Features
Games That Changed Our Lives: From Rags to Riches in ‘Aladdin’
Most gamers begin their journey in some conventional place. Many would have started life as a plumber squishing koopas and others as a hedgehog freeing animal friends from Dr. Eggman, today they even start their gaming adventure screaming down the microphone at bewildered strangers. As for me, I found it much more inspiring to start life by throwing apples at scimitar-wielding soldiers, in what happens to also be the greatest Disney film – Aladdin.
The game coincided with the release of the film, perhaps revealing more about my age than my taste in games. But truthfully, while Aladdin should never be spoken in the same breath as Super Mario or Sonic the Hedgehog, it remains an excellent platform video game that has aged remarkably well.
Nostalgia is admittedly much of the sweetness in this old-aged wine, something you should certainly be careful drinking too much of. However, the first sip is perhaps the most important taste of all, and a gaming addiction had begun the moment the iconic soundtrack was seducing me through the old bazaar, weaving my way through the scimitar swings and the moving baskets.
For some reason, I found the game notoriously difficult as a child. Upon revisiting, the game is perhaps one of the easiest platformers of its generation; a generation that had some genuinely tough platformers in Aladdin‘s defense. Much like many games of its era, there are simple tricks to overcoming certain adversaries. For instance, the first boss you encounter in Aladdin on stage three only requires the player to crouch and stab. As long as you’re crouching and stabbing, he can’t touch you. The second boss you encounter, weirdly on the same stage as the first, is a little more challenging, but if you’ve been collecting them apples then it’s a simple jump and throw action.

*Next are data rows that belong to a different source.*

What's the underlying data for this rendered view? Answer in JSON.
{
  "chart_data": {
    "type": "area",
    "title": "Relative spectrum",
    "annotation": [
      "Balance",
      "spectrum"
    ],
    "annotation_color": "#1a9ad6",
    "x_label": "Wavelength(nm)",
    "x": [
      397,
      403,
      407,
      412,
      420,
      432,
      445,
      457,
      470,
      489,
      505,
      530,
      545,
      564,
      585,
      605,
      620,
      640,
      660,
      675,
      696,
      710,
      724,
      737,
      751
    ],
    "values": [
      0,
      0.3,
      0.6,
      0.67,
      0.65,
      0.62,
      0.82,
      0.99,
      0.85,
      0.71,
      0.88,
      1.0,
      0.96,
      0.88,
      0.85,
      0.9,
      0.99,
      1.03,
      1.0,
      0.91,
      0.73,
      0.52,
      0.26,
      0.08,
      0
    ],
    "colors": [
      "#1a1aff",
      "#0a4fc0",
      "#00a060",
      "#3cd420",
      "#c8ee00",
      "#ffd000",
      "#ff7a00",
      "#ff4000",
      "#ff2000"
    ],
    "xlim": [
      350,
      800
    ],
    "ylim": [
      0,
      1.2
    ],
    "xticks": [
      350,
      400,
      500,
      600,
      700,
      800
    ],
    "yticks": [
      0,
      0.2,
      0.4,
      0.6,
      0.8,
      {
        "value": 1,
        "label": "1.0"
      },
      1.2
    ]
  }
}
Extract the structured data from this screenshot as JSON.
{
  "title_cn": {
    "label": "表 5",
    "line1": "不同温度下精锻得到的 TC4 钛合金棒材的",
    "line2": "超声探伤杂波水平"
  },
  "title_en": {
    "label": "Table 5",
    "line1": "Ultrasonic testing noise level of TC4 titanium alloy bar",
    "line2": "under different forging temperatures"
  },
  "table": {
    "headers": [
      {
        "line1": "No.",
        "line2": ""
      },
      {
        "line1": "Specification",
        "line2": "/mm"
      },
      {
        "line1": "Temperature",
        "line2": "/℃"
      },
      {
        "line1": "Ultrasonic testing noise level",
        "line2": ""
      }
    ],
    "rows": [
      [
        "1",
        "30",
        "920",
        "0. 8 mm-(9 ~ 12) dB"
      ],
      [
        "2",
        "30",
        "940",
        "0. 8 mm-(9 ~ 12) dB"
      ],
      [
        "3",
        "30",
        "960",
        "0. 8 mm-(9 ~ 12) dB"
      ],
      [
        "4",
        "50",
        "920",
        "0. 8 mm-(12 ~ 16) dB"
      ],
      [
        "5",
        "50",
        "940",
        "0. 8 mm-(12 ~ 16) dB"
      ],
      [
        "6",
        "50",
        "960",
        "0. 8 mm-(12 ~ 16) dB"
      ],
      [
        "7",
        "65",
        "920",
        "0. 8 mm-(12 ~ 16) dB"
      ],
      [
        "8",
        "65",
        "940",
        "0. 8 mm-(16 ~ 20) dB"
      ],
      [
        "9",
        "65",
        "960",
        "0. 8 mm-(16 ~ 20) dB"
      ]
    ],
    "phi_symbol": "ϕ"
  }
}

Even Jafar himself was easily dispatched with apples, perhaps proving to be the finest throwing-weapon in gaming history; unless you’re defying all sense and throwing knives around the Facility in Goldeneye. Regardless, the apple is rather tame compared to what you’re up against. Some carefully placed soldiers juggling knives can be quite the handful, and the random citizens of Agrabah throwing their pots out the window in synchrony is a wonderfully choreographed attack that keeps the player heightened to their surroundings.
Some of the most memorable levels were the bonus levels that had you control Abu with a sword the size of him. It put you in a situation of avoiding an onslaught of enemy attacks, either dodging projectiles or slicing up a few soldiers. These were short but intense levels, requiring quick reactions to succeed. As a mere young boy, with the dexterity of a crab opening a door, these bonus levels would prove to be my undoing, a cave of wonder that I couldn’t get back out of.
Facing constant adversity around every corner, it’s any luck I came out of this game alive. Jokes aside, my love for gaming took a magic carpet ride from this moment on. While starting out on the Sega Megadrive, the wind would soon take me to Nintendo where I’ve largely resided ever since. Sega remains an important part of my gaming past and it’s a huge shame they don’t make consoles anymore; the battle between Sega and Nintendo in the early 90s was the finest battle between two consoles ever witnessed, both providing unique titles for their respected console.
It was my short trip in Aladdin that led to my indulgence into gaming. After I brushed up my Sunday Salaam and gave Jafar his five-a-day, I had quickly moved onto Sonic the Hedgehog, then to Golden Axe, then to Streets of Rage, and so on and so forth. It is not without a certain amount of irony that Sega would eventually lead me to become a huge Nintendo fan, a position that many Sega fans of my generation find themselves in. I would soon find myself playing Pokémon on the Game Boy and The Legend of Zelda on the Nintendo 64, and the manifestation of my mind, and the destruction of my eyesight, had commenced.
A person’s gaming history is as unique as their fingerprint, perhaps one of the truest tests of character available. Where you started is as important as where you are today, and it’s a lot of fun revisiting a time where gaming, and life for that matter, was a little simpler. We now take for granted that a lot of games can give us over 100 hours of gameplay these days. Aladdin could be completed within an hour, and yet it’s still a wonderfully charming game.
The truth is, I wouldn’t be writing for Goomba Stomp if I had never played Aladdin on the Sega Mega Drive, which is quite the influence to have on someone’s life two decades later. Aladdin has given me a whole new world, and for that, the game can only remain an iconic masterpiece.